The new regulations clarify the concept of an ‘insider’ and widen its scope. Apart from promoters, directors and employees of a company who may have access to price-sensitive information, the proposed law sweeps into its ambit a wide range of ‘connected persons’. So, government officials, judges and lawyers, consultants and merchant bankers — anyone indeed who enjoys access to inside information by virtue of statutory or contractual dealings with a firm — is expressly prohibited from trading on the basis of it. This notion of ‘insider trading’ is far stricter than that prevailing in the US, where trading on unpublished information becomes illegal only if it involves a breach of trust or fiduciary duty. India’s new rules also impose very strong deterrents against insider trading through a presumption of guilt. So if a ‘connected person’ trades on a company’s shares while possessing price-sensitive information, he can be prosecuted; the onus rests on him to prove that his intentions weren’t mala fide . The other new rule mooted is that promoters, directors and employees should not trade at all in the company’s shares without submitting a ‘trading plan’ six months in advance. This provision strongly protects public investors, but will also make life extremely difficult for promoters making creeping acquisitions and employees seeking legitimate gains from stock options. Trading on derivatives is also recommended for prohibition along with cash market trades. ‘Due diligence’ exercises are required to be followed by immediate public disclosures.
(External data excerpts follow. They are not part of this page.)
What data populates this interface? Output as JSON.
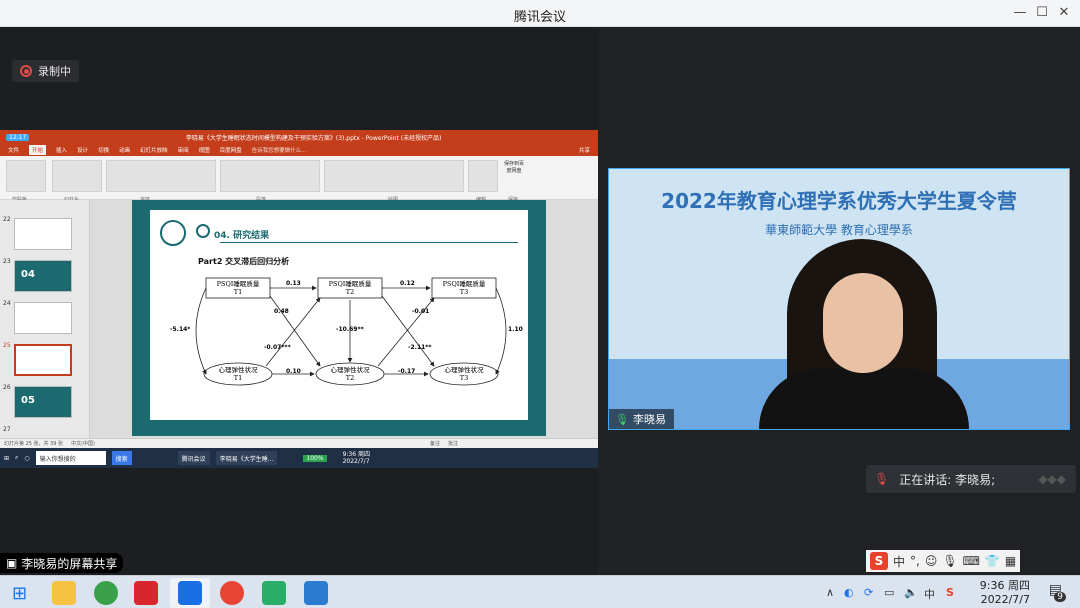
{
  "window": {
    "title": "腾讯会议"
  },
  "recording": {
    "label": "录制中"
  },
  "share": {
    "sharer_label": "李晓易的屏幕共享",
    "ppt": {
      "time_badge": "12:17",
      "window_title": "李晓易《大学生睡眠状态时间模型构建及干预实验方案》(3).pptx - PowerPoint (未经授权产品)",
      "share_label": "共享",
      "tabs": [
        "文件",
        "开始",
        "插入",
        "设计",
        "切换",
        "动画",
        "幻灯片放映",
        "审阅",
        "视图",
        "百度网盘"
      ],
      "search_hint": "告诉我您想要做什么...",
      "ribbon_groups": [
        "剪贴板",
        "幻灯片",
        "字体",
        "段落",
        "绘图",
        "编辑",
        "保存"
      ],
      "save_button": "保存到百度网盘",
      "thumbnails": [
        {
          "num": "22",
          "text": ""
        },
        {
          "num": "23",
          "text": "04"
        },
        {
          "num": "24",
          "text": ""
        },
        {
          "num": "25",
          "text": ""
        },
        {
          "num": "26",
          "text": "05"
        },
        {
          "num": "27",
          "text": ""
        }
      ],
      "slide": {
        "section": "04. 研究结果",
        "subtitle": "Part2 交叉滞后回归分析",
        "nodes": {
          "psqi_t1": [
            "PSQI睡眠质量",
            "T1"
          ],
          "psqi_t2": [
            "PSQI睡眠质量",
            "T2"
          ],
          "psqi_t3": [
            "PSQI睡眠质量",
            "T3"
          ],
          "res_t1": [
            "心理弹性状况",
            "T1"
          ],
          "res_t2": [
            "心理弹性状况",
            "T2"
          ],
          "res_t3": [
            "心理弹性状况",
            "T3"
          ]
        },
        "coefficients": {
          "p12": "0.13",
          "p23": "0.12",
          "r12": "0.10",
          "r23": "-0.17",
          "pt1_rt2": "0.48",
          "rt1_pt2": "-0.07***",
          "pt2_rt3": "-0.01",
          "rt2_pt3": "-2.11**",
          "t1_corr": "-5.14*",
          "t2_corr": "-10.69**",
          "t3_corr": "1.10"
        }
      },
      "status_left": "幻灯片第 25 张，共 39 张",
      "status_lang": "中文(中国)",
      "status_notes": "备注",
      "status_comments": "批注"
    },
    "inner_taskbar": {
      "search_box": "输入你想搜的",
      "search_btn": "搜索",
      "apps": [
        "腾讯会议",
        "李晓易《大学生睡..."
      ],
      "battery": "100%",
      "time": "9:36 周四",
      "date": "2022/7/7"
    }
  },
  "video": {
    "banner": "2022年教育心理学系优秀大学生夏令营",
    "school": "華東師範大學 教育心理學系",
    "name": "李晓易"
  },
  "speaking": {
    "label": "正在讲话: 李晓易;"
  },
  "ime": {
    "items": [
      "中",
      "°,",
      "☺",
      "🎙",
      "⌨",
      "👕",
      "▦"
    ]
  },
  "taskbar": {
    "time": "9:36 周四",
    "date": "2022/7/7",
    "notification_count": "9",
    "ime_lang": "中"
  },
  "colors": {
    "ppt_red": "#c43e1c",
    "slide_teal": "#1b6a70",
    "video_border": "#3fa9ff"
  }
}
Detractors may argue that the proposed rules are too restrictive. But given poor financial literacy as well as market liquidity and depth, the spoils of insider trading can be disproportionately large. Therefore, stronger deterrents are needed. However, even if the new recommendations are fully implemented, SEBI’s track record in securing convictions for this white-collar crime may not automatically improve. Despite weaker insider trading laws, the US Securities Exchange Commission (SEC) has identified far more instances of insider trading and won more high-profile cases than SEBI in the last three years. That is owed not just to a better-staffed regulator, but also to first-line regulators such as American stock exchanges and the National Association of Securities Dealers, which actively monitor trading patterns and generate live alerts and data feeds on unusual trades for the SEC to act upon. That’s a model that India must emulate to re-assure investors that the securities market is not a playground for the rich and the powerful armed with privileged information.